Gil’s grandfather clock ticked nearby, each stroke cutting at Lore’s nerves a little more.
“So what’s our plan?” Miles asked.
“You’re going to your internship,” Lore said. “And you’re going to find a friend to crash with until next Sunday.”
“What?” he said. “Then what was the point of telling me all that?”
“The point,” Lore said, “was to make you understand how dangerous this is.”
“If it’s that dangerous I’m not leaving this house, or you,” he said. “I’ll email my boss and tell her I have strep. But I’m not going, and you can’t make me.”
Athena looked on with surprise and approval. Lore gritted her teeth at the sight of it.
“I prefer the company of this mortal,” she informed Lore.
“That mortal doesn’t even know basic knife-fighting,” Lore said, rising to gather their empty plates. “So if you go down first in a fight, good luck.”
Lore turned back to Miles. “I don’t know how long this house will be safe. All I’ve done is try to confuse any of the hunting dogs that have picked up her scent. Eventually, it might not be enough.”
“I will not be a prisoner in this house,” Athena told her. “I will use my power to disguise my presence if necessary. I am content to remain here while this mortal shell recovers its strength. However, to complete our oath, I will have to leave these walls. And you, Melora Perseous, know less than you believe—you do not even know what the false Ares has spent these last seven years searching for.”
Castor’s face lit up again in her mind. He’s searching for something. . . .
“And you do?” Lore pressed.
Athena nodded. “This . . . poem you hold so dear, the one you recite as fact, it is either incomplete, or he searches for another version of it. One which tells of how the Agon ends and how its victor will claim unfathomable power.”
Lore’s mind shut down, leaving her body to react. She stood so quickly from her chair that it fell back and clattered against the tile. There was nowhere to go, and nothing her hands could grip except the opposite arm. “What?”
Miles looked between them, confused.
Athena swayed in her seat, clearly unsteady from blood loss and internal injury.
“My sister and I tracked him. He desires this information above all else and has set his many hunters to search for it,” Athena said. “I am sure I do not need to tell you the sort of ruin he will bring to this world if he is able to find it. We must act with haste. If we locate this fragment or . . . new iteration . . . it will bring us into his path, and I will finish him.”
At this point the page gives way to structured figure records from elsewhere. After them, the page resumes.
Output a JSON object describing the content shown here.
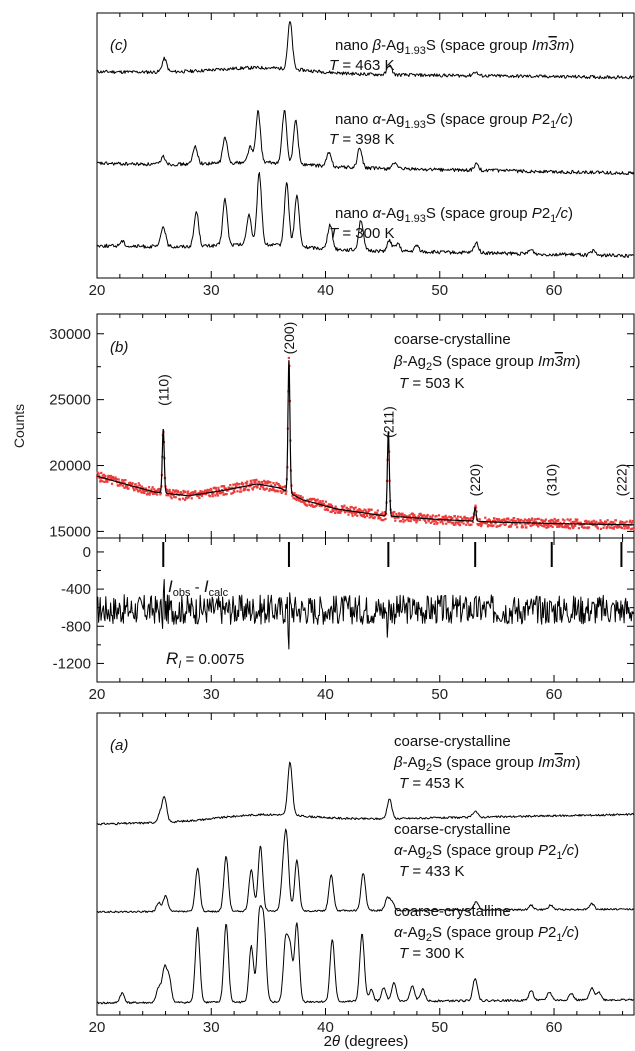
{
  "chart_data": [
    {
      "type": "line",
      "panel": "(c)",
      "xlim": [
        20,
        67
      ],
      "xticks": [
        20,
        30,
        40,
        50,
        60
      ],
      "series": [
        {
          "label_lines": [
            "nano β-Ag1.93S (space group Im3m)",
            "T = 463 K"
          ],
          "peaks": [
            [
              25.9,
              14
            ],
            [
              36.9,
              50
            ],
            [
              45.6,
              10
            ],
            [
              53.1,
              4
            ]
          ],
          "baseline": [
            14,
            8
          ]
        },
        {
          "label_lines": [
            "nano α-Ag1.93S (space group P21/c)",
            "T = 398 K"
          ],
          "peaks": [
            [
              25.8,
              8
            ],
            [
              28.6,
              18
            ],
            [
              31.2,
              26
            ],
            [
              33.4,
              16
            ],
            [
              34.1,
              52
            ],
            [
              36.4,
              54
            ],
            [
              37.4,
              44
            ],
            [
              40.3,
              14
            ],
            [
              43.0,
              20
            ],
            [
              46.0,
              6
            ],
            [
              53.2,
              6
            ]
          ],
          "baseline": [
            20,
            10
          ]
        },
        {
          "label_lines": [
            "nano α-Ag1.93S (space group P21/c)",
            "T = 300 K"
          ],
          "peaks": [
            [
              22.2,
              5
            ],
            [
              25.8,
              20
            ],
            [
              28.7,
              34
            ],
            [
              31.2,
              45
            ],
            [
              33.3,
              30
            ],
            [
              34.2,
              70
            ],
            [
              36.6,
              62
            ],
            [
              37.5,
              50
            ],
            [
              40.4,
              24
            ],
            [
              43.1,
              30
            ],
            [
              45.6,
              10
            ],
            [
              46.3,
              8
            ],
            [
              48.0,
              6
            ],
            [
              53.2,
              10
            ],
            [
              58.0,
              4
            ],
            [
              63.4,
              4
            ]
          ],
          "baseline": [
            16,
            6
          ]
        }
      ],
      "panel_label": "(c)"
    },
    {
      "type": "scatter",
      "panel": "(b)",
      "xlim": [
        20,
        67
      ],
      "xticks": [
        20,
        30,
        40,
        50,
        60
      ],
      "ylim": [
        14500,
        31500
      ],
      "yticks": [
        15000,
        20000,
        25000,
        30000
      ],
      "ylabel": "Counts",
      "label_lines": [
        "coarse-crystalline",
        "β-Ag2S (space group Im3m)",
        "T = 503 K"
      ],
      "background_points": [
        [
          20,
          19200
        ],
        [
          22,
          18700
        ],
        [
          25,
          18000
        ],
        [
          28,
          17700
        ],
        [
          31,
          18100
        ],
        [
          34,
          18600
        ],
        [
          36,
          18300
        ],
        [
          38,
          17400
        ],
        [
          41,
          16700
        ],
        [
          45,
          16200
        ],
        [
          50,
          15900
        ],
        [
          55,
          15700
        ],
        [
          60,
          15600
        ],
        [
          67,
          15500
        ]
      ],
      "peaks": [
        [
          25.8,
          22800
        ],
        [
          36.8,
          28000
        ],
        [
          45.5,
          22600
        ],
        [
          53.1,
          16800
        ]
      ],
      "reflections": [
        {
          "hkl": "(110)",
          "x": 25.8
        },
        {
          "hkl": "(200)",
          "x": 36.8
        },
        {
          "hkl": "(211)",
          "x": 45.5
        },
        {
          "hkl": "(220)",
          "x": 53.1
        },
        {
          "hkl": "(310)",
          "x": 59.8
        },
        {
          "hkl": "(222)",
          "x": 65.9
        }
      ],
      "panel_label": "(b)"
    },
    {
      "type": "line",
      "panel": "(b) difference",
      "xlim": [
        20,
        67
      ],
      "xticks": [
        20,
        30,
        40,
        50,
        60
      ],
      "ylim": [
        -1400,
        150
      ],
      "yticks": [
        0,
        -400,
        -800,
        -1200
      ],
      "difference_label": [
        "I",
        "obs",
        " - ",
        "I",
        "calc"
      ],
      "r_label": [
        "R",
        "I",
        " = 0.0075"
      ],
      "mean": -620,
      "noise": 160,
      "bragg_marks": [
        25.8,
        36.8,
        45.5,
        53.1,
        59.8,
        65.9
      ]
    },
    {
      "type": "line",
      "panel": "(a)",
      "xlim": [
        20,
        67
      ],
      "xticks": [
        20,
        30,
        40,
        50,
        60
      ],
      "xlabel": [
        "2",
        "θ",
        " (degrees)"
      ],
      "series": [
        {
          "label_lines": [
            "coarse-crystalline",
            "β-Ag2S (space group Im3m)",
            "T = 453 K"
          ],
          "peaks": [
            [
              25.5,
              10
            ],
            [
              25.9,
              30
            ],
            [
              36.9,
              66
            ],
            [
              45.6,
              25
            ],
            [
              53.1,
              8
            ]
          ],
          "baseline": [
            0,
            12
          ]
        },
        {
          "label_lines": [
            "coarse-crystalline",
            "α-Ag2S (space group P21/c)",
            "T = 433 K"
          ],
          "peaks": [
            [
              25.4,
              12
            ],
            [
              26.0,
              22
            ],
            [
              28.8,
              60
            ],
            [
              31.3,
              76
            ],
            [
              33.5,
              58
            ],
            [
              34.3,
              90
            ],
            [
              36.3,
              50
            ],
            [
              36.6,
              94
            ],
            [
              37.5,
              70
            ],
            [
              40.5,
              50
            ],
            [
              43.3,
              52
            ],
            [
              45.4,
              16
            ],
            [
              45.8,
              12
            ],
            [
              53.2,
              12
            ],
            [
              58.0,
              6
            ],
            [
              59.7,
              6
            ],
            [
              63.3,
              8
            ]
          ],
          "baseline": [
            0,
            4
          ]
        },
        {
          "label_lines": [
            "coarse-crystalline",
            "α-Ag2S (space group P21/c)",
            "T = 300 K"
          ],
          "peaks": [
            [
              22.2,
              12
            ],
            [
              25.4,
              18
            ],
            [
              25.9,
              40
            ],
            [
              26.3,
              30
            ],
            [
              28.8,
              92
            ],
            [
              31.3,
              96
            ],
            [
              33.5,
              68
            ],
            [
              34.2,
              100
            ],
            [
              34.6,
              92
            ],
            [
              36.5,
              72
            ],
            [
              36.9,
              64
            ],
            [
              37.5,
              96
            ],
            [
              40.6,
              76
            ],
            [
              43.2,
              82
            ],
            [
              44.0,
              14
            ],
            [
              45.1,
              16
            ],
            [
              46.0,
              22
            ],
            [
              47.6,
              18
            ],
            [
              48.5,
              14
            ],
            [
              53.1,
              28
            ],
            [
              58.0,
              12
            ],
            [
              59.6,
              10
            ],
            [
              61.5,
              8
            ],
            [
              63.3,
              14
            ],
            [
              63.9,
              10
            ]
          ],
          "baseline": [
            0,
            4
          ]
        }
      ],
      "panel_label": "(a)"
    }
  ]
}
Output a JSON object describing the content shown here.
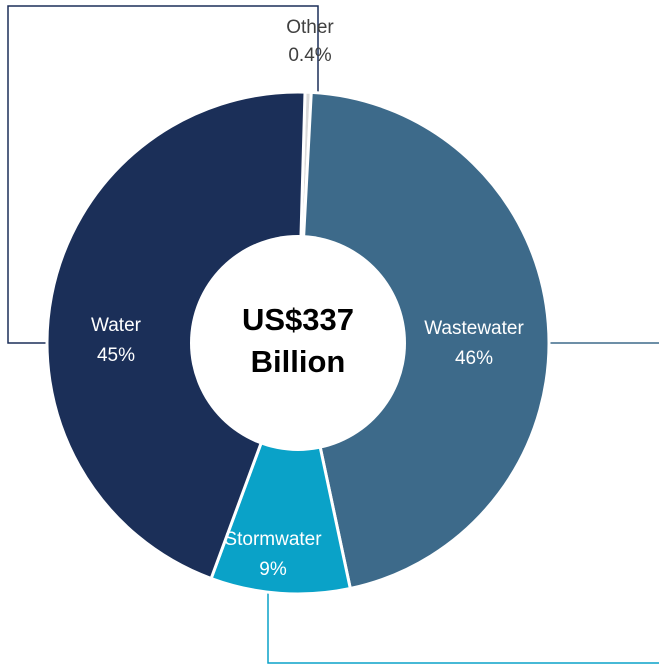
{
  "chart_data": {
    "type": "pie",
    "style": "donut",
    "center_label": [
      "US$337",
      "Billion"
    ],
    "slices": [
      {
        "label": "Other",
        "percent_text": "0.4%",
        "value": 0.4,
        "color": "#d9d9d9"
      },
      {
        "label": "Wastewater",
        "percent_text": "46%",
        "value": 46,
        "color": "#3d6a8a"
      },
      {
        "label": "Stormwater",
        "percent_text": "9%",
        "value": 9,
        "color": "#0aa2c8"
      },
      {
        "label": "Water",
        "percent_text": "45%",
        "value": 45,
        "color": "#1b2f58"
      }
    ]
  },
  "colors": {
    "leader_line_water": "#1b2f58",
    "leader_line_wastewater": "#3d6a8a",
    "leader_line_stormwater": "#0aa2c8",
    "slice_separator": "#ffffff"
  }
}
Finding a new version of the origin poem—if it even existed—would, of course, give Athena the same information Aristos Kadmou was after. Lore didn’t like the thought of any of them having it, hunter or immortal. She would have to find it first and, if possible, destroy it or . . .
Her mind finished the dark thought. Destroy any hunter who knows what it says.
“You’re not going to be able to kill him in your current state,” Lore told the goddess. “You probably need a blood transfusion and some kind of antibiotics at the very least.”
“I need no such remedies,” Athena said. “Do you doubt my strength, child?”